As long as restic runs, it refreshes the lock file every five minutes. If a restic process fails, then the latest lock is left behind. When a lock is older than 30 minutes, then either the corresponding process has failed or the host’s clock is wrong.
The lock is absolutely essential to prevent prune and backup from running at the same time. If both command are active at the same time, this will most likely damage the snapshot created by backup and also affect further snapshots. Thus the design choice was to play it safe and just bail if there is any other lock left.
In addition, until a few days ago there were some situations in which one could end up with a lock file older than 30 minutes and a still running restic process (see Strict repository lock handling by MichaelEischer · Pull Request #3569 · restic/restic · GitHub, actually this is just a 99% fix, I’m not sure whether 100% are even possible). (restic < 0.10.0 also had a refresh bug). Now the only remaining problem is wrong clocks. That is something against which we can do little in restic (except maybe checking timestamps in the backend???).
Unfortunately, it is far too easy to end up with clocks that are off by a few hours. Ideally, restic doesn’t break a repository in that case. I plan to eventually add some sort of automatic unlock, but probably with a much longer timeout than 30 minutes.

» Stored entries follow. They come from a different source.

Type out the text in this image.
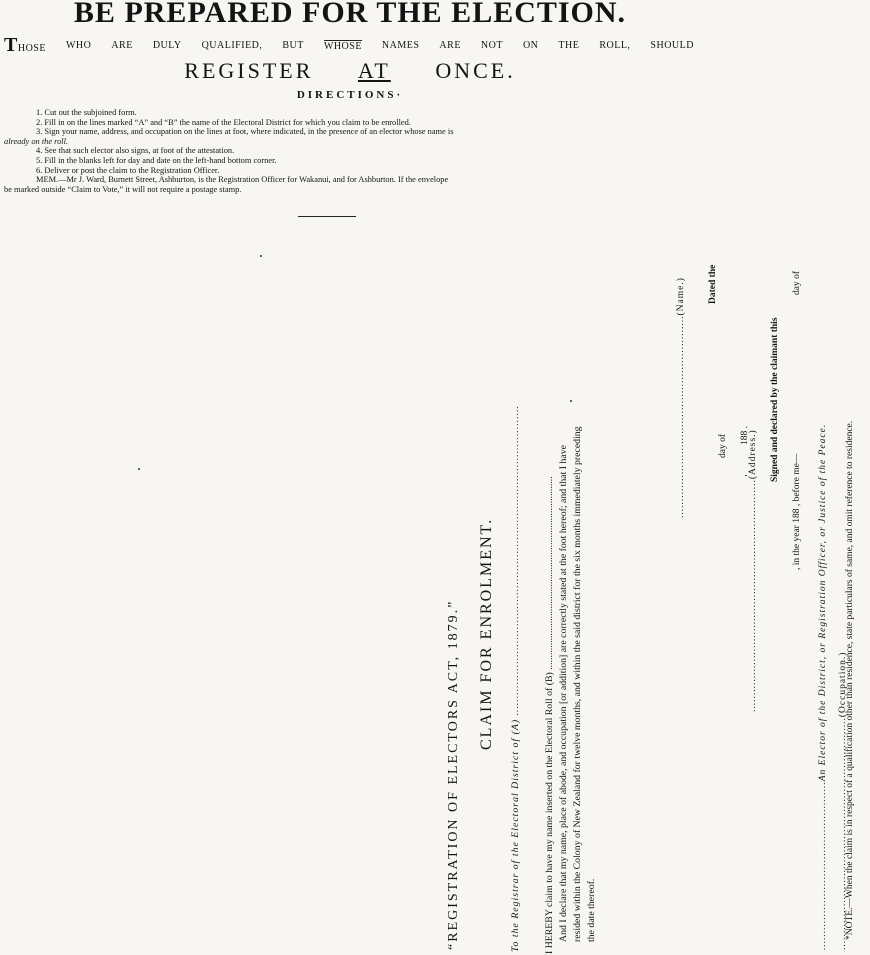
BE PREPARED FOR THE ELECTION.
THOSE WHO ARE DULY QUALIFIED, BUT WHOSE NAMES ARE NOT ON THE ROLL, SHOULD
REGISTER AT ONCE.
DIRECTIONS·
1. Cut out the subjoined form.
2. Fill in on the lines marked “A” and “B” the name of the Electoral District for which you claim to be enrolled.
3. Sign your name, address, and occupation on the lines at foot, where indicated, in the presence of an elector whose name is
already on the roll.
4. See that such elector also signs, at foot of the attestation.
5. Fill in the blanks left for day and date on the left-hand bottom corner.
6. Deliver or post the claim to the Registration Officer.
MEM.—Mr J. Ward, Burnett Street, Ashburton, is the Registration Officer for Wakanui, and for Ashburton. If the envelope
be marked outside “Claim to Vote,” it will not require a postage stamp.
“REGISTRATION OF ELECTORS ACT, 1879.” CLAIM FOR ENROLMENT. To the Registrar of the Electoral District of (A) .......................................................................................... I HEREBY claim to have my name inserted on the Electoral Roll of (B) ............................................................................... And I declare that my name, place of abode, and occupation [or addition] are correctly stated at the foot hereof; and that I have resided within the Colony of New Zealand for twelve months, and within the said district for the six months immediately preceding the date thereof.
............................................................(Name.) Dated the
day of 188 .
.....................................................................(Address.)
.....................................................................(Occupation.)
Signed and declared by the claimant this
day of
, in the year 188 , before me— ..................................................An Elector of the District, or Registration Officer, or Justice of the Peace. *NOTE.—When the claim is in respect of a qualification other than residence, state particulars of same, and omit reference to residence.
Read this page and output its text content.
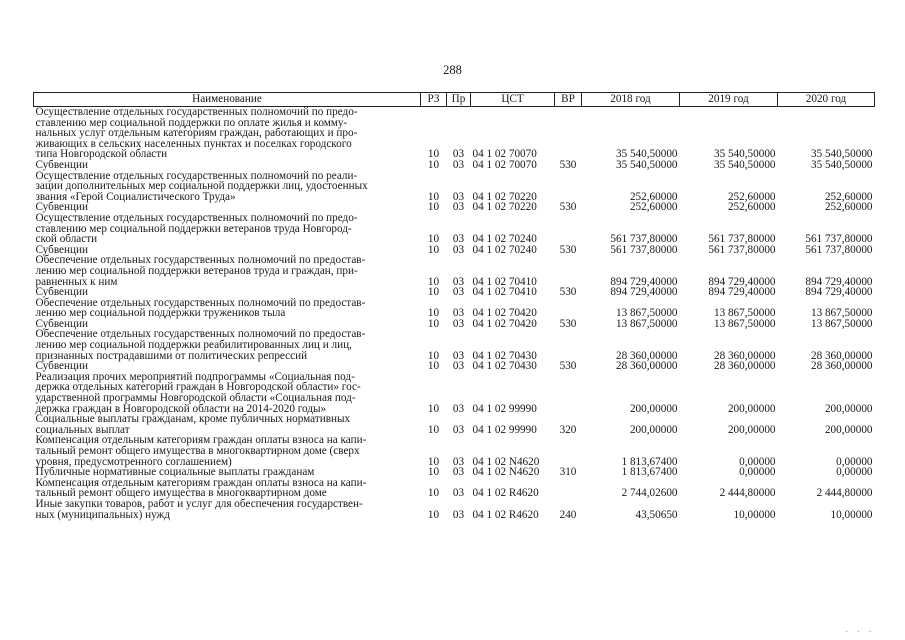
288
Наименование	РЗ	Пр	ЦСТ	ВР	2018 год	2019 год	2020 год
Осуществление отдельных государственных полномочий по предо-
ставлению мер социальной поддержки по оплате жилья и комму-
нальных услуг отдельным категориям граждан, работающих и про-
живающих в сельских населенных пунктах и поселках городского
типа Новгородской области	10	03	04 1 02 70070		35 540,50000	35 540,50000	35 540,50000
Субвенции	10	03	04 1 02 70070	530	35 540,50000	35 540,50000	35 540,50000
Осуществление отдельных государственных полномочий по реали-
зации дополнительных мер социальной поддержки лиц, удостоенных
звания «Герой Социалистического Труда»	10	03	04 1 02 70220		252,60000	252,60000	252,60000
Субвенции	10	03	04 1 02 70220	530	252,60000	252,60000	252,60000
Осуществление отдельных государственных полномочий по предо-
ставлению мер социальной поддержки ветеранов труда Новгород-
ской области	10	03	04 1 02 70240		561 737,80000	561 737,80000	561 737,80000
Субвенции	10	03	04 1 02 70240	530	561 737,80000	561 737,80000	561 737,80000
Обеспечение отдельных государственных полномочий по предостав-
лению мер социальной поддержки ветеранов труда и граждан, при-
равненных к ним	10	03	04 1 02 70410		894 729,40000	894 729,40000	894 729,40000
Субвенции	10	03	04 1 02 70410	530	894 729,40000	894 729,40000	894 729,40000
Обеспечение отдельных государственных полномочий по предостав-
лению мер социальной поддержки тружеников тыла	10	03	04 1 02 70420		13 867,50000	13 867,50000	13 867,50000
Субвенции	10	03	04 1 02 70420	530	13 867,50000	13 867,50000	13 867,50000
Обеспечение отдельных государственных полномочий по предостав-
лению мер социальной поддержки реабилитированных лиц и лиц,
признанных пострадавшими от политических репрессий	10	03	04 1 02 70430		28 360,00000	28 360,00000	28 360,00000
Субвенции	10	03	04 1 02 70430	530	28 360,00000	28 360,00000	28 360,00000
Реализация прочих мероприятий подпрограммы «Социальная под-
держка отдельных категорий граждан в Новгородской области» гос-
ударственной программы Новгородской области «Социальная под-
держка граждан в Новгородской области на 2014-2020 годы»	10	03	04 1 02 99990		200,00000	200,00000	200,00000
Социальные выплаты гражданам, кроме публичных нормативных
социальных выплат	10	03	04 1 02 99990	320	200,00000	200,00000	200,00000
Компенсация отдельным категориям граждан оплаты взноса на капи-
тальный ремонт общего имущества в многоквартирном доме (сверх
уровня, предусмотренного соглашением)	10	03	04 1 02 N4620		1 813,67400	0,00000	0,00000
Публичные нормативные социальные выплаты гражданам	10	03	04 1 02 N4620	310	1 813,67400	0,00000	0,00000
Компенсация отдельным категориям граждан оплаты взноса на капи-
тальный ремонт общего имущества в многоквартирном доме	10	03	04 1 02 R4620		2 744,02600	2 444,80000	2 444,80000
Иные закупки товаров, работ и услуг для обеспечения государствен-
ных (муниципальных) нужд	10	03	04 1 02 R4620	240	43,50650	10,00000	10,00000
· · ·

Dual-booting operating systems is an easy way to run into this since Windows defaults to storing BIOS time in local timezone, Linux defaults to storing UTC in the BIOS, but less technical users often change the time to be “correct” without even noticing the timezone is wrong.
You can still have the time off by any unknown value easily enough.
It might be worth considering using Google’s Roughtime protocol to grab the “real” time and toss it into the lock file, and then use roughtime for deciding whether automatic unlock is an option? You could still fail to the local time if roughtime was not available so that there is no network dependency just to get restic to run.
It depends on how frequently this actually comes up, and if there is a common trigger.
Hi, sounds interesting. I am currently working on something equivalent. Please let me describe. I would like to automate my backups of the /home/user directories on all hosts to a repo on a local SAN and a Backup-Server via sftp , that uses ssh-publickey, password and OTP auhentification, hourly. I know that I could configure ssh to passwordless authentication, but OTP makes me a headache. I don´t want to deactivate it on the other hand I have no idea how to implement it into a script that is started by cronjob. If you have an idea how to solve that, please let me know. Many thanks in advance,
Uli
Has there been any progress with this?
I have backup scripts which perform a backup, and if successful, perform a forget.
I currently have these lock files:
(Could “restic list lock” be updated to show who has the lock, and when it was created?)
-rw------- 1 media media 154 Mar 27 17:55 3dab1311a2ed637a4e8f57ff5b6ae863cbde128a0056e4197f1daeb46d3074d1
-rw------- 1 media media 157 Mar 30 22:22 808bb784b69e62bffce74e25634b8738e75ea63919b0fd3298b10cd7b2a5b384
Restic forget reports:
repo already locked, waiting up to 0s for the lock
unable to create lock in backend: repository is already locked by PID 9432 on HOST by HOST\user (UID 0, GID 0)
lock was created at 2025-03-30 22:22:35 (230h5m2.50427654s ago)
I’m fairly confident a 230h old lock can be safely nuked.
If a lock refresh process was in place, and the backup refreshed the lock regularly, then a lock with an old refresh time could be safely removed.
Locks are already refreshed every 5 minutes by default. There’s also a special case that a restic operation can continue if a client has been suspended for a longer time if its lock file still exists. I wanted to wait with modifying the unlock behavior until I find time to work on the non-blocking prune (probably restic 0.20) as it will introduce further corner cases.